At The Oxford Wine Company we’re not ones for decking the warehouse
walls with tinsel and holly at Christmas time but who are we to argue
with the festive spirit manifesting itself in our wide range of liqueurs...
Particularly popular around the festive season are the chocolate and coffee
cream liqueurs such as Baileys (Irish Cream), Mozart (a rich chocolate
cream) and Thornton’s Toffee Liqueur (likened by my wife to pure
liquid heaven – although she may be prone to over dramatising this
particular liqueur is proving very popular with men and women alike).
A less well known (but still well deserving of a mention) festive liqueur
is Liqueur de Pain d’espices this blend of ginger and cinnamon is
a close as you can get to gingerbread biscuits in a glass! Served on its
own or as part of a cocktail or dessert (try it with apple crumble) this
warming liqueur will warm you right through and put a fuzzy glow into
your Christmas morning; even the most hardened Scrooges (tested on a few
here at Oxford Wine) will find it hard to resist.
The word liqueur comes from the Latin word liquifacere which means “to
dissolve or melt.” Liqueurs are generally strong alcoholic beverages
made of almost neutral spirits, flavoured with herbs, fruits, spices,
nuts, cream or other materials, and usually sweetened. Liqueurs can be
drunk neat or sometimes as part of a cocktail.
The history of liqueurs can be traced back for centuries and historically
derive from herbal medicines prepared by monks. Liqueurs were produced
in Italy as early as the 13th Century. One of these early Liqueurs is
Chartreuse, made by monks from an ancient recipe and the only liqueur
in the world with a completely natural green colour.
In 1605 Francois Hannibal d’Estrees (the Marshall of Artillery for
King Henry IV) gave an ancient manuscript entitled ‘An Elixir of
Long Life’ to the monks of a Chartreuse monastery in Veuvert. It
wasn’t until 1703 that the complex recipe contained in the manuscript
was fully unravelled and the first Chartreuse Elixir was made.
Nowadays the recipe of Green Chartreuse, as it is now known, is still
faithful to the original manuscript of 130 plants, herbs, roots, leaves,
barks, brandy, distilled honey and sugar syrup (with only subtle changes
to allow the original Elixir to be adapted from 71% alcohol 142% proof
to 55% alcohol and 110% proof) and such is the secrecy for the recipe
and the 130 different herbs contained within it that at any one time only
three monks know the secrets of the manuscript and to guard against its
demise they never travel together. In 1833 a milder and sweeter form of
the Chartreuse Elixir was made which is known as Yellow Chartreuse.

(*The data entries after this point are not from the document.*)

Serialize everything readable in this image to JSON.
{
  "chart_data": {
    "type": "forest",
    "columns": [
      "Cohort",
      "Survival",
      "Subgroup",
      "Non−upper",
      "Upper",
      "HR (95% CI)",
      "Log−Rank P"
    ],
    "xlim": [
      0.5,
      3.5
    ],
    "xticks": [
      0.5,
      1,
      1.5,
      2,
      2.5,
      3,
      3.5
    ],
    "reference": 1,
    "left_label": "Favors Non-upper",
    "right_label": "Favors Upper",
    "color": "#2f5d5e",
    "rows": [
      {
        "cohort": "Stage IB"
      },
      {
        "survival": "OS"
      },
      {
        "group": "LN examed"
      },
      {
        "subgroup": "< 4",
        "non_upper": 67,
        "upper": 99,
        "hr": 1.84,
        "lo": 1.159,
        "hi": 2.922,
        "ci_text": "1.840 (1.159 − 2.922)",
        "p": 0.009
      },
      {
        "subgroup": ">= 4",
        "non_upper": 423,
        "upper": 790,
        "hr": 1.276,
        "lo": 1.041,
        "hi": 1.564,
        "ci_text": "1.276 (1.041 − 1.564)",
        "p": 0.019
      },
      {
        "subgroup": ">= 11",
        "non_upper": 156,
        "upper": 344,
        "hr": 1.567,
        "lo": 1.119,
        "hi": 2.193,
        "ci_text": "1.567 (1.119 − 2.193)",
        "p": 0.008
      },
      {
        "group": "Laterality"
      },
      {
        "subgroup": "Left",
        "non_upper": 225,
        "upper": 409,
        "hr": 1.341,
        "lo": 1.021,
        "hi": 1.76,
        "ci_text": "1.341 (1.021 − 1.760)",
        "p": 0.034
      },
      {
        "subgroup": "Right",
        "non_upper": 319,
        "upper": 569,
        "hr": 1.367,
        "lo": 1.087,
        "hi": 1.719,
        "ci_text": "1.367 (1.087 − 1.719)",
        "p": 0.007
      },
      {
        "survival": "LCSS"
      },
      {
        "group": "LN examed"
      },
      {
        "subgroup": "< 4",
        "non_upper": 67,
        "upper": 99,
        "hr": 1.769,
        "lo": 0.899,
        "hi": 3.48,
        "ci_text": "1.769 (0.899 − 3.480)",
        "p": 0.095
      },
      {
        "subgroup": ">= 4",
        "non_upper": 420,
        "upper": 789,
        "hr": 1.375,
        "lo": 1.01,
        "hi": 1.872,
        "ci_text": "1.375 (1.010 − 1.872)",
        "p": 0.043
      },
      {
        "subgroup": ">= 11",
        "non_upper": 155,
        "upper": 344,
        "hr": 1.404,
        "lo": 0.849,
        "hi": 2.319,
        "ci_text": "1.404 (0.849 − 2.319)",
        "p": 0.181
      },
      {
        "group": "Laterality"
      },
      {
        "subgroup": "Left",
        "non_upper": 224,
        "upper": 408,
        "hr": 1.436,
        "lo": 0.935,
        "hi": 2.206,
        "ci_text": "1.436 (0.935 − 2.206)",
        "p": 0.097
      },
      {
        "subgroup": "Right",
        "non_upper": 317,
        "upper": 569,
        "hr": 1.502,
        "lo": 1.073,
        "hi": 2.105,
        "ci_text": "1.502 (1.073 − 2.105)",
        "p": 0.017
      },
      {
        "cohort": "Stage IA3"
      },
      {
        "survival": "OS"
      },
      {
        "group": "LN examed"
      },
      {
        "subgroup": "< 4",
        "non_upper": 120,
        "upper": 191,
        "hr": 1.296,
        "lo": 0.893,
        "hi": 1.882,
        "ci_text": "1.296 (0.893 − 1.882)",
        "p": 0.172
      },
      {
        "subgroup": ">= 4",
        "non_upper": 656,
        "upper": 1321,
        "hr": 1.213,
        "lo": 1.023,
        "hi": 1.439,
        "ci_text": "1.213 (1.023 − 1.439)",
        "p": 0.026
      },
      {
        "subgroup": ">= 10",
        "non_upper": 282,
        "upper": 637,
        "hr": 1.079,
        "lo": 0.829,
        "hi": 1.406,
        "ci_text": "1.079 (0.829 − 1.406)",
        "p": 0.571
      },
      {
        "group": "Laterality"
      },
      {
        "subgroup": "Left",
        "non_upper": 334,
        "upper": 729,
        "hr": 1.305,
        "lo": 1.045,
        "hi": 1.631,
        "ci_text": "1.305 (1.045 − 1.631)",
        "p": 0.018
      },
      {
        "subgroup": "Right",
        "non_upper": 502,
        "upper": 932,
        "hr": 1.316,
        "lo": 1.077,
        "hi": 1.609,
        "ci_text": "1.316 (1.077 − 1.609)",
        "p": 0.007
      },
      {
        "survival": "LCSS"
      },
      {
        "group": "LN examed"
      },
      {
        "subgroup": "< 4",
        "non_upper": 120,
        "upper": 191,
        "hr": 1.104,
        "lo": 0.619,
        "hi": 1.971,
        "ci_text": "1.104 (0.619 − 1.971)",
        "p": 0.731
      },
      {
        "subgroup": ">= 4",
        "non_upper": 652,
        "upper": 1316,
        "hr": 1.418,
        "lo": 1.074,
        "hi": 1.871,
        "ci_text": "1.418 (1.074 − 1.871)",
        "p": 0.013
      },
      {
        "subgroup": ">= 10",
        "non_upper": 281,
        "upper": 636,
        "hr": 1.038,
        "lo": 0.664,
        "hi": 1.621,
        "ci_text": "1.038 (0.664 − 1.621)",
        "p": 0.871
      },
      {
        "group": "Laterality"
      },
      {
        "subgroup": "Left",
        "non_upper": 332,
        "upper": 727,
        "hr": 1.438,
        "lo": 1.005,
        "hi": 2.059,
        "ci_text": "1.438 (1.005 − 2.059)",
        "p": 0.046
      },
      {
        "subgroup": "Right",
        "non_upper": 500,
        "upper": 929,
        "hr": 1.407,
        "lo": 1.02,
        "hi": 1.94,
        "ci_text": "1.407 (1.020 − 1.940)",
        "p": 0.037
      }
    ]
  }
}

Liqueurs are taking on a new popularity with even Starbucks joining the
party and forming a partnership with Jim Beam to launch Starbucks Coffee
Liqueur in the US, a blend of Starbucks coffee and Jim Beam spirits.
Whilst Starbucks coffee liqueur has not yet managed to find a home amongst
the shelves at the Oxford Wine Company (we prefer our favourite coffee
liqueur Illy Espresso – a real bitter sweet and aromatic liquid,
perfect for trendy espresso martinis) you can be assured that our range
includes both diverse and innovative products (such as Goldschlager -
a clear cinnamon liquid containing flakes of real gold) alongside the
traditional staples of Grenadine, Kahula, Advocat, Drambuie and crème
de fruits featuring all the different flavours you could possibly imagine.